The petition for review is DENIED and the decision of the Administrative Review Board is AFFIRMED.
Entered for the Court
Mary Beck Briscoe
Circuit Judge
[ENDNOTES]
* After examining the briefs and appellate record, this panel has determined unanimously to grant the parties' request for a decision on the briefs without oral argument. See Fed. R. App. P. 34(f); 10th Cir. R. 34.1(G). The case is therefore ordered submitted without oral argument. This order and judgment is not binding precedent, except under the doctrines of law of the case, res judicata, and collateral estoppel. It may be cited, however, for its persuasive value consistent with Fed.

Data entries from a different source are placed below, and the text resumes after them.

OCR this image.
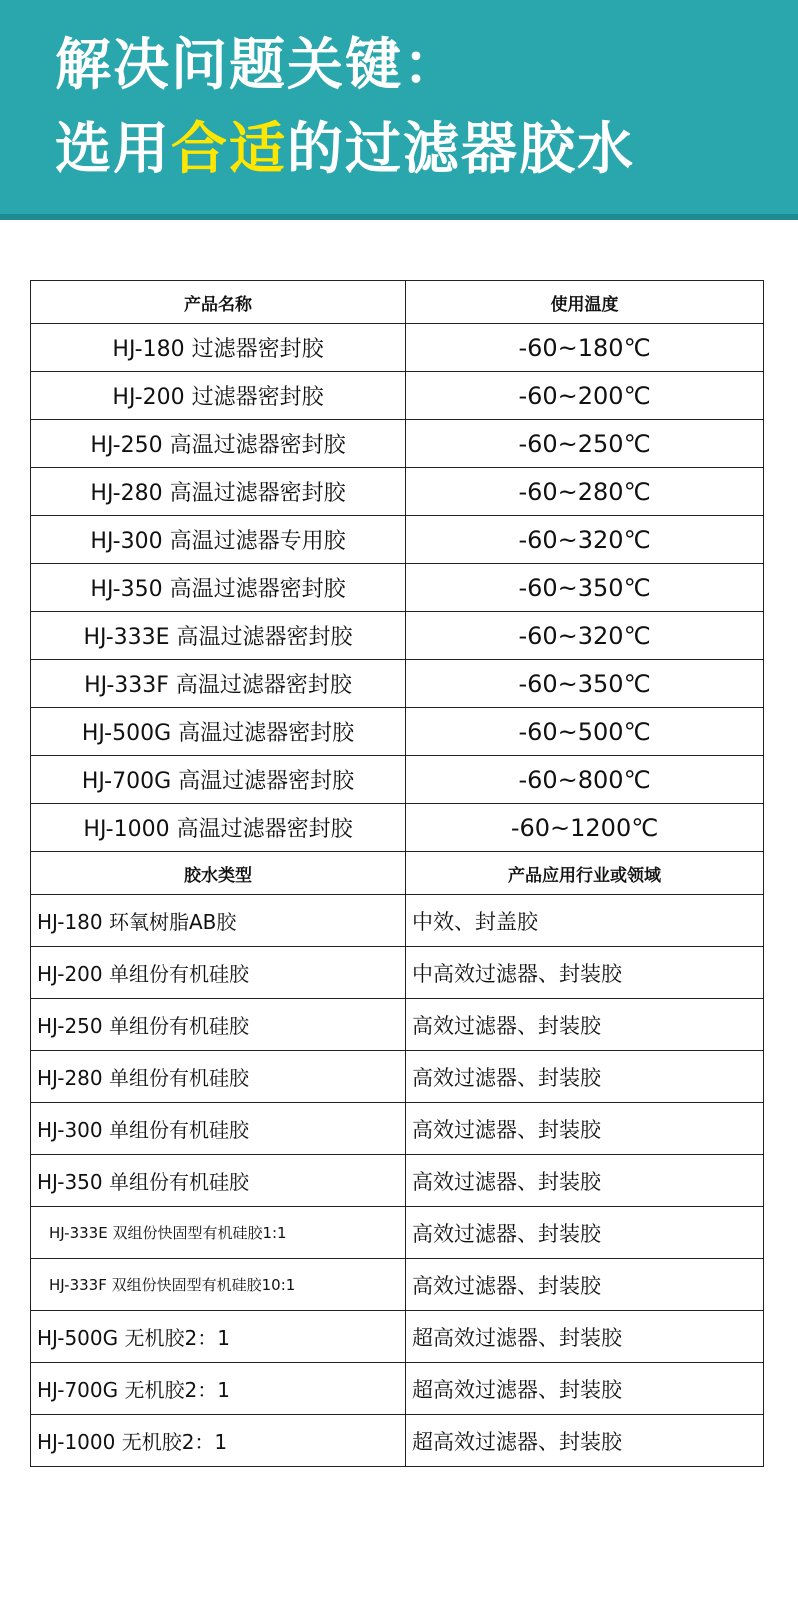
解决问题关键：
选用合适的过滤器胶水
产品名称	使用温度
HJ-180 过滤器密封胶	-60~180℃
HJ-200 过滤器密封胶	-60~200℃
HJ-250 高温过滤器密封胶	-60~250℃
HJ-280 高温过滤器密封胶	-60~280℃
HJ-300 高温过滤器专用胶	-60~320℃
HJ-350 高温过滤器密封胶	-60~350℃
HJ-333E 高温过滤器密封胶	-60~320℃
HJ-333F 高温过滤器密封胶	-60~350℃
HJ-500G 高温过滤器密封胶	-60~500℃
HJ-700G 高温过滤器密封胶	-60~800℃
HJ-1000 高温过滤器密封胶	-60~1200℃
胶水类型	产品应用行业或领域
HJ-180 环氧树脂AB胶	中效、封盖胶
HJ-200 单组份有机硅胶	中高效过滤器、封装胶
HJ-250 单组份有机硅胶	高效过滤器、封装胶
HJ-280 单组份有机硅胶	高效过滤器、封装胶
HJ-300 单组份有机硅胶	高效过滤器、封装胶
HJ-350 单组份有机硅胶	高效过滤器、封装胶
HJ-333E 双组份快固型有机硅胶1:1	高效过滤器、封装胶
HJ-333F 双组份快固型有机硅胶10:1	高效过滤器、封装胶
HJ-500G 无机胶2：1	超高效过滤器、封装胶
HJ-700G 无机胶2：1	超高效过滤器、封装胶
HJ-1000 无机胶2：1	超高效过滤器、封装胶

R. App. P. 32.1 and 10th Cir. R. 32.1.
1 We note that § 42121(a) prohibits air carriers from "discharg[ing] an employee or otherwise discriminat[ing] against an employee with respect to compensation, terms, conditions, or privileges of employment." (Emphasis added).
2 The ALJ divided the challenged disciplinary action into two components, one consisting of the advisory and the other of the termination, and applied § 42121(b) to each, holding the complaint time barred as to the advisory but not as to the termination. The ALJ went on to reject the latter claim on the merits for lack of evidence that the termination was an independently discriminatory act, i.e., evidence showing that Mr. Rollins' would not have been terminated, despite his rejection of the alternatives in the advisory, had he not been a whistleblower (showing, for example, that other employees were not terminated after rejecting similar advisories).
3 We note that the attorney's affidavit does not actually say she lodged an oral complaint (and there is no agency record acknowledging such a complaint). Rather, it indicates only that she spoke with agency personnel about how and where to file the written complaint. See R, Vol. 5, doc. 32, ex. II.
4 The only Board decision he cites in his briefing concerns the treatment of newly discovered evidence relating to issues raised before and determined by the ALJ, see Timmons v. Mattingly Testing Serv., No. 95-ERA-40, 1996 WL 363348 (Admin. Rev. Bd. June 21, 1996) (discussing new evidence bolstering claimant's showing of retaliatory motive). That is, of course, a matter distinct from the interjection of entirely new arguments on appeal, and procedural uniformity does not require that the Board's approach to the one dictate or constrain its approach to the other.